Speed Thrills I: Fastest Battleships?
Many people ask "Which Nation made the Fastest Battleship?" This question is made more difficult by the fact that not everyone tests their warships in the same fashion. For instance, the British Government prior to WWI and the Italian Government prior to WWII would pay a premium to the builder for every knot above the ship's contract speed. Naturally, the builders took every advantage of this and often forced machinery beyond safe limits. Eventually, this was stopped as some of the tricks included such things as operating the ships without any armament installed.
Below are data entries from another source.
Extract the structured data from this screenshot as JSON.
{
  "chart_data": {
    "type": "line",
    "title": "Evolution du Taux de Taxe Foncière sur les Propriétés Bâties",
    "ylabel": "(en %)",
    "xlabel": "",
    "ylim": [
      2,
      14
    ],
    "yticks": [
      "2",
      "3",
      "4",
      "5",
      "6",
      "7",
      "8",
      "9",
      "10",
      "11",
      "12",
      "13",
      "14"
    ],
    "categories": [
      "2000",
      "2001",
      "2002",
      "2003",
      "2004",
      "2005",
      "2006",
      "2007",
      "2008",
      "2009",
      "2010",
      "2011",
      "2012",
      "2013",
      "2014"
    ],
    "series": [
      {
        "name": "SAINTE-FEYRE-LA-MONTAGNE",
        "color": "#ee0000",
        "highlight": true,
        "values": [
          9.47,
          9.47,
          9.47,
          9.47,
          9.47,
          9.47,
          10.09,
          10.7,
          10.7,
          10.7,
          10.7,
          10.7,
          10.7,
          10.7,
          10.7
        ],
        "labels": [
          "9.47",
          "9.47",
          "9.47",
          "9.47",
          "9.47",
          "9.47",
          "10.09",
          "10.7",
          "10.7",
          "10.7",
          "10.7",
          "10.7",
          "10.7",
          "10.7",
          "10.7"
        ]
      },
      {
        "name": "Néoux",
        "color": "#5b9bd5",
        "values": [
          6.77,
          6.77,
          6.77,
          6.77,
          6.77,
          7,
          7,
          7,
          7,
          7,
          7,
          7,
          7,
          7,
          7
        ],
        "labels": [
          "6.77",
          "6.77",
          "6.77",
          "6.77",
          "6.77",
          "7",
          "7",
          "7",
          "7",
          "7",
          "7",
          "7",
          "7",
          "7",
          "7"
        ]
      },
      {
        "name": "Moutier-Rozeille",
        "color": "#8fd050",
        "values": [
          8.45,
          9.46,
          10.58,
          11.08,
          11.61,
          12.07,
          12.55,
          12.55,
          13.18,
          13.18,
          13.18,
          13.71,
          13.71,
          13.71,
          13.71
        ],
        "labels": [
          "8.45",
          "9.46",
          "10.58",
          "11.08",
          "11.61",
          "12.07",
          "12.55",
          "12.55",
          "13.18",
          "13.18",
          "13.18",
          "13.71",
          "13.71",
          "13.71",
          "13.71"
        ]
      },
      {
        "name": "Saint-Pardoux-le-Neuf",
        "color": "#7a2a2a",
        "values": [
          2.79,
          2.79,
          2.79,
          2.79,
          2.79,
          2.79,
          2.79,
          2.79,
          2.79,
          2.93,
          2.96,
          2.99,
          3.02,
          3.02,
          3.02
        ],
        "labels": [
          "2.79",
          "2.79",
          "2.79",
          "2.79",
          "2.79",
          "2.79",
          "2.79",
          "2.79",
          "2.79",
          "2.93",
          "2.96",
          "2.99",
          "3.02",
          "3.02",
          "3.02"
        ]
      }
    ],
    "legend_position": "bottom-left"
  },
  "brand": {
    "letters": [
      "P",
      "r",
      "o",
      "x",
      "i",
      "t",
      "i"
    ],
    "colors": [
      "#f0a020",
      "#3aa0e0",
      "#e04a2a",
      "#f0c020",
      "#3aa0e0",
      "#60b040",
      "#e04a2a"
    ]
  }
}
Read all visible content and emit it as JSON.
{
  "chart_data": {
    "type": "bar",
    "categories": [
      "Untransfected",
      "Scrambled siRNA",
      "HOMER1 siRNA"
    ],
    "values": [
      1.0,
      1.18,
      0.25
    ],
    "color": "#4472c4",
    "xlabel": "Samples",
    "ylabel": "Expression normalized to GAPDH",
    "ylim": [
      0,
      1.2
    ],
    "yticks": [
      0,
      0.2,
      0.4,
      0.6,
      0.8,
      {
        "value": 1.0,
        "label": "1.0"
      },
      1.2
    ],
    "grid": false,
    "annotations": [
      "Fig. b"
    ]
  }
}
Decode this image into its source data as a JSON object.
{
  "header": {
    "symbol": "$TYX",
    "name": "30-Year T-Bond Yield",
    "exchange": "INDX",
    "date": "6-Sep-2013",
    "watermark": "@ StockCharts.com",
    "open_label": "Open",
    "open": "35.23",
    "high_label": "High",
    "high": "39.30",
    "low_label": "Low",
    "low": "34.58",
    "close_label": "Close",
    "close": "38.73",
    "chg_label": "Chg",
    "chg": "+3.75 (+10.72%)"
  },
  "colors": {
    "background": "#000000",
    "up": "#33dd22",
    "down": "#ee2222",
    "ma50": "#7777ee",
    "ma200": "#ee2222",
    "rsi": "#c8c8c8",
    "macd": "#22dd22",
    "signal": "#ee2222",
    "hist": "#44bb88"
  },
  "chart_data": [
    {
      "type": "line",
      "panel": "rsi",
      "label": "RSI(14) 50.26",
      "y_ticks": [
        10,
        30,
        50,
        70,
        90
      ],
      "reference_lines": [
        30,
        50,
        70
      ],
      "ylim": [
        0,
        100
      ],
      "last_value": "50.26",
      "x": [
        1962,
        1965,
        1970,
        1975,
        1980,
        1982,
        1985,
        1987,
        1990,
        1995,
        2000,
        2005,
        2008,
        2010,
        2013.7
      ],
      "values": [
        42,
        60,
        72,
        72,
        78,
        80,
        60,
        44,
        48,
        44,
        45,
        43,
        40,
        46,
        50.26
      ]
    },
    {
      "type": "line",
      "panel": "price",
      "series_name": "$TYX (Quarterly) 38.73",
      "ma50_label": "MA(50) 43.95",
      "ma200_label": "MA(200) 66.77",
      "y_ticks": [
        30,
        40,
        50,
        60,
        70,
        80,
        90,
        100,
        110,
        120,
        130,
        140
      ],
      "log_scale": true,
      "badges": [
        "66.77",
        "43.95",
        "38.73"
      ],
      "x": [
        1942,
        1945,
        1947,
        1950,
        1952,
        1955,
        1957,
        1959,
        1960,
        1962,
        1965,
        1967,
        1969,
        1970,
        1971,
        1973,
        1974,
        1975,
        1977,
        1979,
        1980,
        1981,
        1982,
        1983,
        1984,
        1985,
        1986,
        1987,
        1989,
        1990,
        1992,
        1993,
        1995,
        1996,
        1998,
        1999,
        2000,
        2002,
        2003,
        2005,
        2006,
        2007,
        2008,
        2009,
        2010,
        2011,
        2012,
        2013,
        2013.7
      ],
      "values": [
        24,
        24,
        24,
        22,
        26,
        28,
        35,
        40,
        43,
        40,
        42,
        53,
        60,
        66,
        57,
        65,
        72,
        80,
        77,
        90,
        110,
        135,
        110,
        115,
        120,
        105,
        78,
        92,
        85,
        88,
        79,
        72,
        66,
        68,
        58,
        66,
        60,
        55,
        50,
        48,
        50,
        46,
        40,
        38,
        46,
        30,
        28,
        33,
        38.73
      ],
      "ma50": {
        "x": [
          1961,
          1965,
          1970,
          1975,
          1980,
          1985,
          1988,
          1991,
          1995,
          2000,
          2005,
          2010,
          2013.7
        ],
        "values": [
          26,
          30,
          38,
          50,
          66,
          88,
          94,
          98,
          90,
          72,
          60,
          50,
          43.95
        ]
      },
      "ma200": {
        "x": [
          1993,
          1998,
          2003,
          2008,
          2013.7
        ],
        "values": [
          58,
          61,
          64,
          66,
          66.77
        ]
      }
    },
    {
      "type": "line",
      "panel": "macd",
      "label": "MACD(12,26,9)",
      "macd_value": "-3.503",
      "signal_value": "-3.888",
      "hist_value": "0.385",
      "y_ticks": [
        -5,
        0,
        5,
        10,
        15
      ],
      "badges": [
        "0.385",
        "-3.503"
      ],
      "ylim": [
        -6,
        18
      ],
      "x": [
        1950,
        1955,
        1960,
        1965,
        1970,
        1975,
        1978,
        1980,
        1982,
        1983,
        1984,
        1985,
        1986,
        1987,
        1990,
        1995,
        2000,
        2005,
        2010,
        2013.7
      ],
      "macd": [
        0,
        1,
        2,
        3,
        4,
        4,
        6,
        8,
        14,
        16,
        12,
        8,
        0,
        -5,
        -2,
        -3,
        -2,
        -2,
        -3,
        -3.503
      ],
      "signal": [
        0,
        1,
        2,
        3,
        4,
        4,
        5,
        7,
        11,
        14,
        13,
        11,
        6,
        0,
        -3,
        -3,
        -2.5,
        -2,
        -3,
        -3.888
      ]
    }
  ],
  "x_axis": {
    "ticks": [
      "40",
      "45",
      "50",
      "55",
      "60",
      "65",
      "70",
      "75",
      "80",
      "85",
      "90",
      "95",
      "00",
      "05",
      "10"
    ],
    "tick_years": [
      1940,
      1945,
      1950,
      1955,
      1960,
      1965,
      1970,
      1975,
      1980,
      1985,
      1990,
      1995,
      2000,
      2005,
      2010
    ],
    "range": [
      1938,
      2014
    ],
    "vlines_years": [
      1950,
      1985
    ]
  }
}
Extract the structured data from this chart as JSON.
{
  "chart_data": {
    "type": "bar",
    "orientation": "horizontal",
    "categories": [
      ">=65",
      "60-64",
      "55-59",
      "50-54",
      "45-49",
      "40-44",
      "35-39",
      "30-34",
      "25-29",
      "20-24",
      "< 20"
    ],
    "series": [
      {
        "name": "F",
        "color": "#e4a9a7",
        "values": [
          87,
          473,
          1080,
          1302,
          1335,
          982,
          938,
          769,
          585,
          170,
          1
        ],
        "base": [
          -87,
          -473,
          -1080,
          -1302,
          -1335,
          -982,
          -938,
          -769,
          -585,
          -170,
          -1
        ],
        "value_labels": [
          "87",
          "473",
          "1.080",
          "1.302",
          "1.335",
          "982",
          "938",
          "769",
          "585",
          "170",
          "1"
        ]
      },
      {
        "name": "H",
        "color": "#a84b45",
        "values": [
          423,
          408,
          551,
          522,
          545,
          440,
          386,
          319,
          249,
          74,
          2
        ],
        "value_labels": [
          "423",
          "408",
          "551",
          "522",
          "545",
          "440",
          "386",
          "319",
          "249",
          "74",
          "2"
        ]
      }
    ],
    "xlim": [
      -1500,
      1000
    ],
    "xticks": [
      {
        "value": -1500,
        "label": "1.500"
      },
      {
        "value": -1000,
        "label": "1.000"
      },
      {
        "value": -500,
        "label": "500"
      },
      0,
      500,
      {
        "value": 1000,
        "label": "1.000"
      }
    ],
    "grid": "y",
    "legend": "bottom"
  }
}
In contrast, the United States set early standards on how ships were to be tested for speed. From Dr. Friedman's "US Battleships" book:
Prior to the Newport Conference (1907), the standard for the US Navy was 2/3 fuel, feed water, ammunition and stores. After the conference, ammunition was increased to full load.
Early in WWII, fuel and stores were also increased to full load. So, this is important when comparing one nation's ship to another nation's ship.
Apparently, no full power measured mile trials in deep water were ever made with an Iowa class battleship. During WWII, this was because of the U-boat threat. After WWII, the US practice was not to perform measured mile tests. So, I've defined the following information as to how derived.
The New Jersey made 32.4 knts. (indicated) during initial trials on 22 July 1943 inside the Delaware Bay. During standardization trials in October 1943 near Rockland, Maine, she made about 30 knts.* over a measured mile, but this was not at full power because the water was too shallow. All trials in 1943 were made in shallow bays, as this made it easier to protect the ship from U-boat attacks. During the infamous "Bull's Run" fiasco, she made 28 knts., sustained.
When reactivated for Korea in March 1951, she made a sustained 32 knts., indicated, during a "full power" run between Puerto Rico and Norfolk, Va. Note: This would be at least partially in "Tropical Waters." After an overhaul in Norfolk, she made 31 knts. on 15 December 1954.
When reactivated for Vietnam, she made 35.2 knts. (indicated) on 27 March 1968 in the Atlantic near Delaware Bay.
All weights are in "long tons," that is, 2240 lb./ton. = 1018.18 kg.
|Displacement Condition||Displacement (tons)|
|Design Full Load||56,270|
|Date||Displacement (tons)||Power (SHP)||Speed (knts)|
On the basis of the above trial data plus tests with models (both non-propelled and self-propelled), this was equated as follows:
|Condition||Displacement (tons)||Power (SHP)||Speed (knts)|
|Trial Displacement||53,900||212,000||32.5 knts|
During WWII, the Iowa's were considered good for 30.7 knts. under average conditions (foul bottom, moderate sea state).
Since the Iowa's power plant was designed for a 20% overload (254,000 SHP), a fully loaded Iowa could theoretically reach 33.5 knts., or a lightly loaded (51,000 tons) could reach 35.4 knts.
In October 1948, BuShips estimated that adding or subtracting 1,000 tons was equivalent to 0.25 knts. This is important, as it implies that an Iowa with only half its fuel (which seems to have been the European trial standard) would be 4500 tons lighter, which should imply a full knot faster.
Based upon the New Jersey's trial data, her fuel consumption was computed to be equivalent to:
|Speed (knts)||Power (SHP)||Range (nm)|
|30+||212,000 (full power)||4,830|
You can see that doubling the speed quadruples the fuel consumption.